A Novel Stochastic Simulation Approach Enables Exploration Of Mechanisms To Regulate Polarization Dynamics

Cells polarize in the direction of chemical gradients to orient growth or migration. When budding yeast cells are exposed to a source of mating pheromone, polarity factors assemble into highly dynamic clusters at the plasma membrane, sometimes but not always oriented up the pheromone gradient. The clusters assemble, disassemble, and move between different regions of the cell membrane before eventually forming a more concentrated cluster stably oriented towards the pheromone source.
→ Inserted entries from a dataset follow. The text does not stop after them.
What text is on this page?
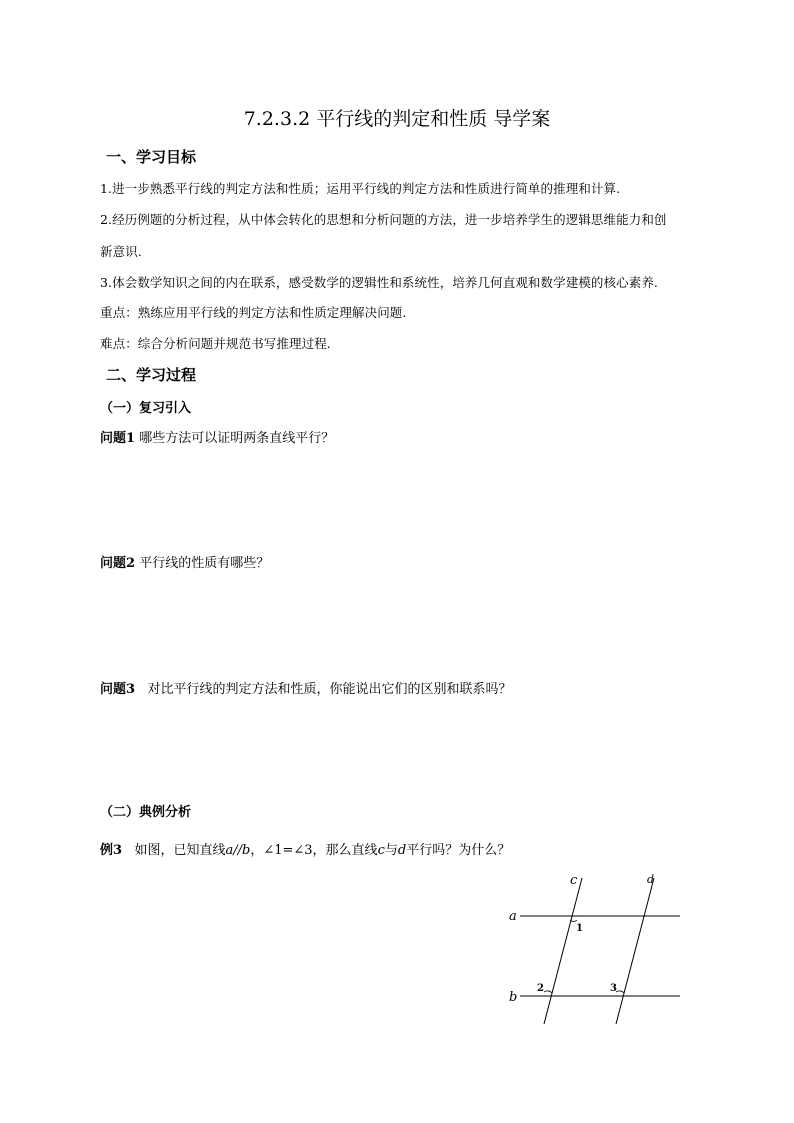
7.2.3.2 平行线的判定和性质 导学案
一、学习目标
1.进一步熟悉平行线的判定方法和性质；运用平行线的判定方法和性质进行简单的推理和计算.
2.经历例题的分析过程，从中体会转化的思想和分析问题的方法，进一步培养学生的逻辑思维能力和创
新意识.
3.体会数学知识之间的内在联系，感受数学的逻辑性和系统性，培养几何直观和数学建模的核心素养.
重点：熟练应用平行线的判定方法和性质定理解决问题.
难点：综合分析问题并规范书写推理过程.
二、学习过程
（一）复习引入
问题1 哪些方法可以证明两条直线平行？
问题2 平行线的性质有哪些？
问题3 对比平行线的判定方法和性质，你能说出它们的区别和联系吗？
（二）典例分析
例3 如图，已知直线a//b，∠1=∠3，那么直线c与d平行吗？为什么？
c	d
a
b
1
2	3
Pathways to generate and stabilize polarity factor clusters have been identified, but clustering dynamics are not well understood. Molecular fluctuations are likely to contribute to clustering dynamics. To gain insight into how they do so, we performed efficient stochastic simulations within the reaction-diffusion master equation framework. While less accurate than particle-based simulations, this approach has been improved by recently derived scale-dependent mesoscopic association rates. A remaining problem is that such mesoscopic rates perform poorly at the high local molecular concentrations typical of polarity systems. We therefore derived and tested novel mesoscopic rates that improve the accuracy of such simulations. We observed that although some existing polarity models failed to produce highly dynamic signaling clusters, a single additional reaction, proposed in another model, enabled dynamic clustering behavior. We investigate which reactions affect cluster dynamics, and validate our predictions using a more realistic particle-based model in a 3D geometry. Overall, our novel stochastic simulation approach allowed us to efficiently explore possible mechanisms by which cells may control polarization dynamics important for gradient detection.